Через несколько дней Джавид собрал всех детей и внуков, которые имелись в наличии, под рукой, так сказать, и попросил Бо нарисовать их всех вместе. Для этого он заранее подготовил большой холст в подрамнике, который натянул для него художник в клубе, у кого занимался внук, и все приготовились позировать.
–Это недолго, –успокоил занятую деловую часть родни Джавид, –он управится быстро, вот увидите.
–Придворный художник Гойя рисует королевскую семью, –прокомментировал один из сыновей.
–Чего-чего? –спросил другой. –Это еще кто?
–А я фильм видел про художника Гойю, –ответил тот, –там еще музыка нашего композитора Кара Караева.
–Ладно вам, потише, –шикнул на разговорившихся старший сын. –Не мешайте творческому процессу.
–Где это вы такого набрались? –спросил еще один из сыновей. –Один фильмы смотрит, другой про процесс говорит.
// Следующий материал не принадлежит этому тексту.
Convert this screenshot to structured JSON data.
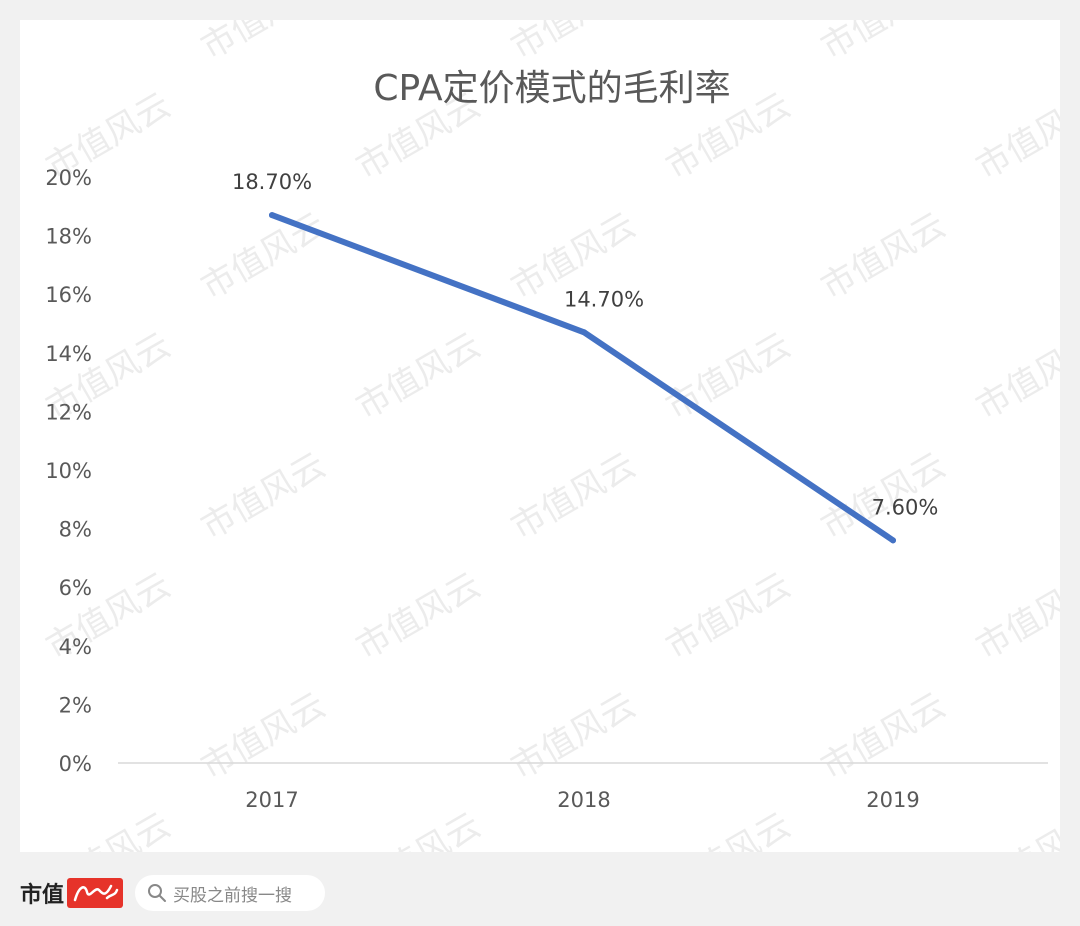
{
  "chart_data": {
    "type": "line",
    "title": "CPA定价模式的毛利率",
    "categories": [
      "2017",
      "2018",
      "2019"
    ],
    "series": [
      {
        "values": [
          18.7,
          14.7,
          7.6
        ],
        "data_labels": [
          "18.70%",
          "14.70%",
          "7.60%"
        ]
      }
    ],
    "ylim": [
      0,
      20
    ],
    "y_ticks": [
      0,
      2,
      4,
      6,
      8,
      10,
      12,
      14,
      16,
      18,
      20
    ],
    "y_tick_labels": [
      "0%",
      "2%",
      "4%",
      "6%",
      "8%",
      "10%",
      "12%",
      "14%",
      "16%",
      "18%",
      "20%"
    ],
    "grid": false,
    "legend": "none",
    "line_color": "#4472c4"
  },
  "watermark": "市值风云",
  "footer": {
    "brand_text": "市值",
    "brand_color": "#e6332a",
    "search_placeholder": "买股之前搜一搜"
  }
}
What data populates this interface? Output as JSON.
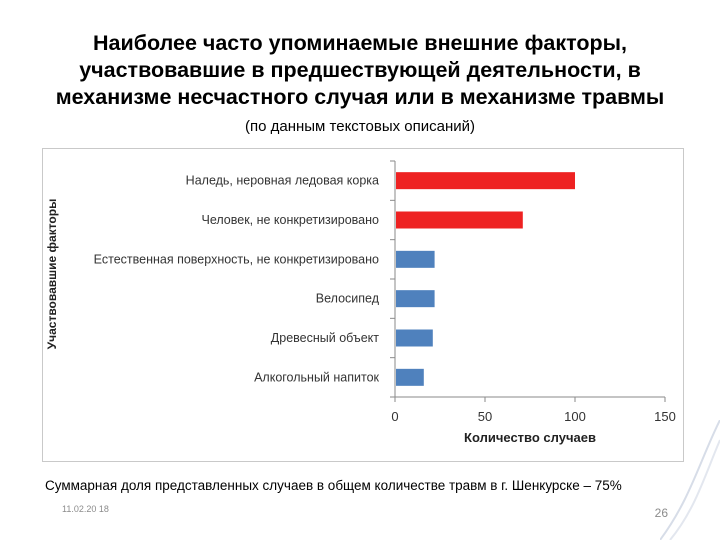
{
  "slide": {
    "title_lines": [
      "Наиболее часто упоминаемые внешние факторы,",
      "участвовавшие в предшествующей деятельности, в",
      "механизме несчастного случая или в механизме травмы"
    ],
    "subtitle": "(по данным текстовых описаний)",
    "footnote": "Суммарная доля представленных случаев в общем количестве травм в  г. Шенкурске – 75%",
    "date": "11.02.20 18",
    "page_number": "26"
  },
  "chart_data": {
    "type": "bar",
    "orientation": "horizontal",
    "categories": [
      "Наледь, неровная ледовая корка",
      "Человек, не конкретизировано",
      "Естественная поверхность, не конкретизировано",
      "Велосипед",
      "Древесный объект",
      "Алкогольный напиток"
    ],
    "values": [
      100,
      71,
      22,
      22,
      21,
      16
    ],
    "colors": [
      "#ee2222",
      "#ee2222",
      "#4f81bd",
      "#4f81bd",
      "#4f81bd",
      "#4f81bd"
    ],
    "xlabel": "Количество случаев",
    "ylabel": "Участвовавшие факторы",
    "xlim": [
      0,
      150
    ],
    "xticks": [
      0,
      50,
      100,
      150
    ],
    "grid": false,
    "legend": "none"
  }
}
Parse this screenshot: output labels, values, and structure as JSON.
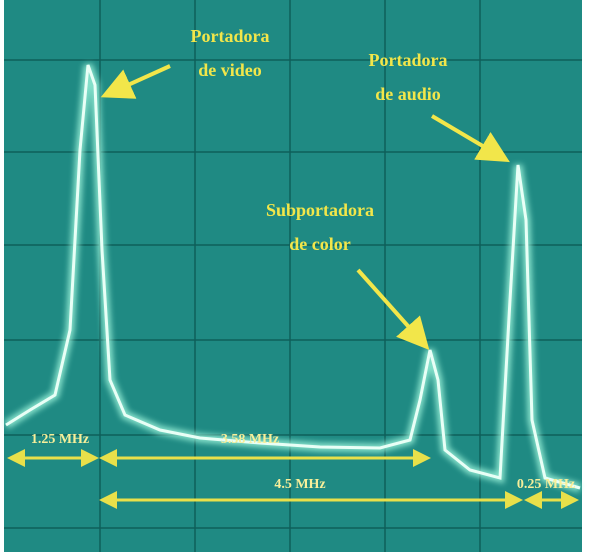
{
  "annotations": [
    {
      "lines": [
        "Portadora",
        "de video"
      ]
    },
    {
      "lines": [
        "Portadora",
        "de audio"
      ]
    },
    {
      "lines": [
        "Subportadora",
        "de color"
      ]
    }
  ],
  "spacings": [
    "1.25 MHz",
    "3.58 MHz",
    "4.5 MHz",
    "0.25 MHz"
  ]
}
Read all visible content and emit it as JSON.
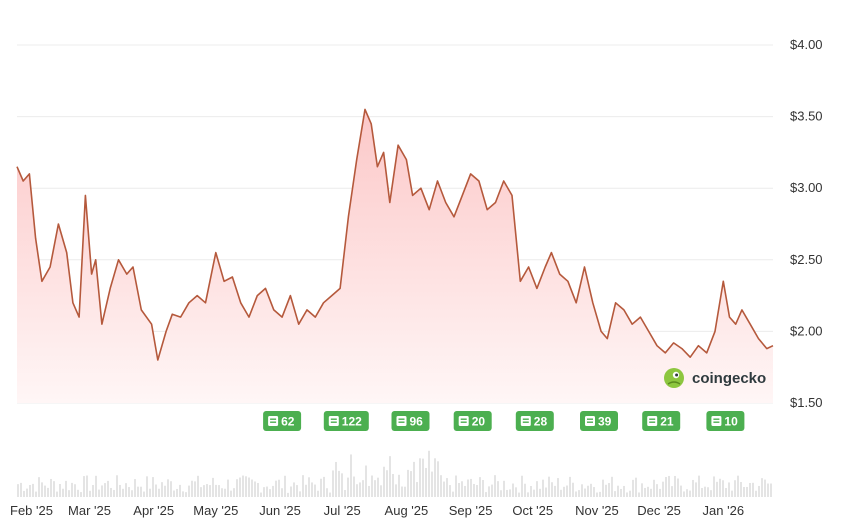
{
  "brand": {
    "name": "coingecko"
  },
  "colors": {
    "line": "#b5593c",
    "line_down": "#d63a2f",
    "area_top": "#fcc8c8",
    "area_bottom": "#fff6f6",
    "grid": "#ececec",
    "badge": "#4caf50",
    "volume": "#e4e4e4",
    "logo": "#8dc63f"
  },
  "chart_data": {
    "type": "area",
    "ylim": [
      1.5,
      4.0
    ],
    "yticks": [
      "$4.00",
      "$3.50",
      "$3.00",
      "$2.50",
      "$2.00",
      "$1.50"
    ],
    "ytick_values": [
      4.0,
      3.5,
      3.0,
      2.5,
      2.0,
      1.5
    ],
    "xticks": [
      "Feb '25",
      "Mar '25",
      "Apr '25",
      "May '25",
      "Jun '25",
      "Jul '25",
      "Aug '25",
      "Sep '25",
      "Oct '25",
      "Nov '25",
      "Dec '25",
      "Jan '26"
    ],
    "xtick_dates": [
      "2025-02-01",
      "2025-03-01",
      "2025-04-01",
      "2025-05-01",
      "2025-06-01",
      "2025-07-01",
      "2025-08-01",
      "2025-09-01",
      "2025-10-01",
      "2025-11-01",
      "2025-12-01",
      "2026-01-01"
    ],
    "x_range": [
      "2025-01-25",
      "2026-01-25"
    ],
    "grid": true,
    "series": [
      {
        "x": [
          "2025-01-25",
          "2025-01-28",
          "2025-01-31",
          "2025-02-03",
          "2025-02-06",
          "2025-02-10",
          "2025-02-14",
          "2025-02-18",
          "2025-02-21",
          "2025-02-24",
          "2025-02-27",
          "2025-03-02",
          "2025-03-04",
          "2025-03-07",
          "2025-03-11",
          "2025-03-15",
          "2025-03-19",
          "2025-03-22",
          "2025-03-26",
          "2025-03-31",
          "2025-04-03",
          "2025-04-07",
          "2025-04-10",
          "2025-04-14",
          "2025-04-18",
          "2025-04-22",
          "2025-04-26",
          "2025-05-01",
          "2025-05-05",
          "2025-05-09",
          "2025-05-13",
          "2025-05-17",
          "2025-05-21",
          "2025-05-25",
          "2025-05-29",
          "2025-06-02",
          "2025-06-06",
          "2025-06-10",
          "2025-06-14",
          "2025-06-18",
          "2025-06-22",
          "2025-06-26",
          "2025-06-30",
          "2025-07-04",
          "2025-07-08",
          "2025-07-12",
          "2025-07-15",
          "2025-07-18",
          "2025-07-21",
          "2025-07-24",
          "2025-07-28",
          "2025-08-01",
          "2025-08-04",
          "2025-08-08",
          "2025-08-12",
          "2025-08-16",
          "2025-08-20",
          "2025-08-24",
          "2025-08-28",
          "2025-09-01",
          "2025-09-05",
          "2025-09-09",
          "2025-09-13",
          "2025-09-17",
          "2025-09-21",
          "2025-09-25",
          "2025-09-29",
          "2025-10-03",
          "2025-10-07",
          "2025-10-10",
          "2025-10-14",
          "2025-10-18",
          "2025-10-22",
          "2025-10-26",
          "2025-10-30",
          "2025-11-03",
          "2025-11-06",
          "2025-11-10",
          "2025-11-14",
          "2025-11-18",
          "2025-11-22",
          "2025-11-26",
          "2025-11-30",
          "2025-12-04",
          "2025-12-08",
          "2025-12-12",
          "2025-12-16",
          "2025-12-20",
          "2025-12-24",
          "2025-12-28",
          "2026-01-01",
          "2026-01-04",
          "2026-01-07",
          "2026-01-10",
          "2026-01-14",
          "2026-01-18",
          "2026-01-22",
          "2026-01-25"
        ],
        "values": [
          3.15,
          3.05,
          3.1,
          2.65,
          2.35,
          2.45,
          2.75,
          2.55,
          2.2,
          2.1,
          2.95,
          2.4,
          2.5,
          2.05,
          2.3,
          2.5,
          2.4,
          2.45,
          2.15,
          2.05,
          1.8,
          2.0,
          2.12,
          2.1,
          2.2,
          2.25,
          2.2,
          2.55,
          2.35,
          2.38,
          2.2,
          2.1,
          2.25,
          2.3,
          2.15,
          2.1,
          2.25,
          2.05,
          2.15,
          2.1,
          2.2,
          2.25,
          2.3,
          2.8,
          3.2,
          3.55,
          3.45,
          3.15,
          3.25,
          2.9,
          3.3,
          3.2,
          2.95,
          3.0,
          2.85,
          3.05,
          2.9,
          2.8,
          2.95,
          3.1,
          3.05,
          2.85,
          2.9,
          3.05,
          2.95,
          2.35,
          2.45,
          2.3,
          2.45,
          2.55,
          2.4,
          2.35,
          2.2,
          2.45,
          2.2,
          2.0,
          1.95,
          2.2,
          2.15,
          2.05,
          2.1,
          2.0,
          1.9,
          1.85,
          1.92,
          1.88,
          1.82,
          1.9,
          1.85,
          2.0,
          2.35,
          2.1,
          2.05,
          2.15,
          2.05,
          1.95,
          1.88,
          1.9
        ]
      }
    ]
  },
  "badges": [
    {
      "date": "2025-06-02",
      "count": "62"
    },
    {
      "date": "2025-07-03",
      "count": "122"
    },
    {
      "date": "2025-08-03",
      "count": "96"
    },
    {
      "date": "2025-09-02",
      "count": "20"
    },
    {
      "date": "2025-10-02",
      "count": "28"
    },
    {
      "date": "2025-11-02",
      "count": "39"
    },
    {
      "date": "2025-12-02",
      "count": "21"
    },
    {
      "date": "2026-01-02",
      "count": "10"
    }
  ]
}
Делом бы лучше занялись, второй день погрузки нет, порожняком стоят три машины, а в городе клиент ждет…
–Ладно, все будет, –ответил другой. –Будешь плакать, когда будут бить, раньше времени не стоит… все образуется.
–Вот именно, сидите и ждите, сложа руки, когда образуется…
–Да кто сидит, сложа руки?! –возмутилось сразу несколько голосов. –Мы же все сделали, кто мог знать…
Разговор между сыновьями грозился перейти в неприятную перепалку, но тут вмешался отец.
–Прекратите, –негромко приказал Джавид. –Потом поспорите.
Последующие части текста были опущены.